Large vision-language-action (VLA) policies are increasingly trained as conditional generative models over action chunks. Yet deployment produces mixed-quality experience-successful demonstrations, partial completions, recoverable mistakes, and failures-that is difficult to use with standard imitation. Full behavior cloning (BC) imitates failures, filtered BC discards useful sub-trajectories, and offline reinforcement learning adds a large critic. We introduce ForesightFlow, a self-guided flow-matching policy that augments each generated action chunk with a learned success-potential trajectory. The same flow proposes and scores candidate actions, enabling best-of-$K$ inference without an external critic. The key issue is that policy improvement and value calibration require different supervision: advantage weighting should emphasize high-quality actions, but applying the same weights to potential coordinates suppresses failure gradients and creates overconfident scores. We address this with decoupled advantage-weighted flow matching, applying exponentiated advantage weights only to action velocities while training potential velocities uniformly. We further derive a one-step boundary estimator for conditional flow matching, allowing advantage computation with a single stop-gradient forward pass. Across five BEHAVIOR-1K simulation tasks and five real-world bimanual tasks, ForesightFlow improves over imitation baselines, matches the strongest separate-critic baseline in simulation success, improves real-world success, and reduces training compute by $38\%$. Ablations show that decoupling prevents value hallucination, the one-step estimator preserves candidate-ranking fidelity, and self-guided sampling improves long-horizon execution.

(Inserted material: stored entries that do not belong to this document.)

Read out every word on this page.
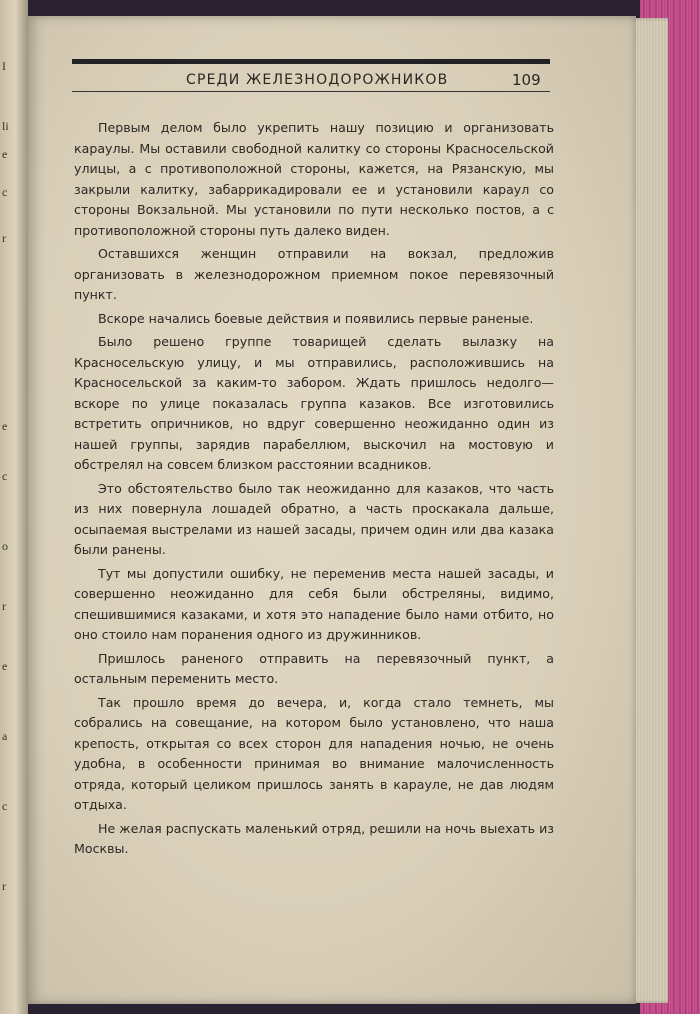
I
li
e
c
r
e
c
o
r
e
a
c
r
СРЕДИ ЖЕЛЕЗНОДОРОЖНИКОВ	109

Первым делом было укрепить нашу позицию и организовать караулы. Мы оставили свободной калитку со стороны Красносельской улицы, а с противоположной стороны, кажется, на Рязанскую, мы закрыли калитку, забаррикадировали ее и установили караул со стороны Вокзальной. Мы установили по пути несколько постов, а с противоположной стороны путь далеко виден.

Оставшихся женщин отправили на вокзал, предложив организовать в железнодорожном приемном покое перевязочный пункт.

Вскоре начались боевые действия и появились первые раненые.

Было решено группе товарищей сделать вылазку на Красносельскую улицу, и мы отправились, расположившись на Красносельской за каким-то забором. Ждать пришлось недолго—вскоре по улице показалась группа казаков. Все изготовились встретить опричников, но вдруг совершенно неожиданно один из нашей группы, зарядив парабеллюм, выскочил на мостовую и обстрелял на совсем близком расстоянии всадников.

Это обстоятельство было так неожиданно для казаков, что часть из них повернула лошадей обратно, а часть проскакала дальше, осыпаемая выстрелами из нашей засады, причем один или два казака были ранены.

Тут мы допустили ошибку, не переменив места нашей засады, и совершенно неожиданно для себя были обстреляны, видимо, спешившимися казаками, и хотя это нападение было нами отбито, но оно стоило нам поранения одного из дружинников.

Пришлось раненого отправить на перевязочный пункт, а остальным переменить место.

Так прошло время до вечера, и, когда стало темнеть, мы собрались на совещание, на котором было установлено, что наша крепость, открытая со всех сторон для нападения ночью, не очень удобна, в особенности принимая во внимание малочисленность отряда, который целиком пришлось занять в карауле, не дав людям отдыха.

Не желая распускать маленький отряд, решили на ночь выехать из Москвы.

翻译：大型视觉-语言-动作（VLA）策略日益被训练为基于动作块序列的条件生成模型。然而，其部署会产生质量参差不齐的体验——包括成功演示、部分完成、可恢复错误及失败——这使得标准模仿学习方法难以处理。完整行为克隆（BC）会模仿失败案例，过滤式BC会丢弃有用子轨迹，而离线强化学习则需添加大型评论网络。我们提出ForesightFlow——一种自引导流匹配策略，通过为每个生成的动作块附加学习得到的成功潜力轨迹来增强其性能。同一流同时负责候选动作的生成与评分，从而无需外部评论网络即可实现最佳$K$选推断。核心问题在于：策略改进与价值校准需要不同监督信号——优势加权应强调高质量动作，但对潜力坐标施加相同权重会抑制失败梯度并导致过度自信的评分。为此我们提出解耦优势加权流匹配：仅对动作速度应用指数化优势权重，同时保持潜力速度的均匀训练。进一步推导出条件流匹配的单步边界估计器，通过单次停止梯度前向传播即可完成优势计算。在五个BEHAVIOR-1K仿真任务和五个真实世界双手操作任务中，ForesightFlow相比模仿学习基线取得提升，仿真成功率与最强分离式评论网络基线持平，真实场景成功率更高，且训练计算量降低$38\%$。消融实验表明：解耦机制可防止价值幻觉，单步估计器保持候选排序保真度，自引导采样改善长时域执行效果。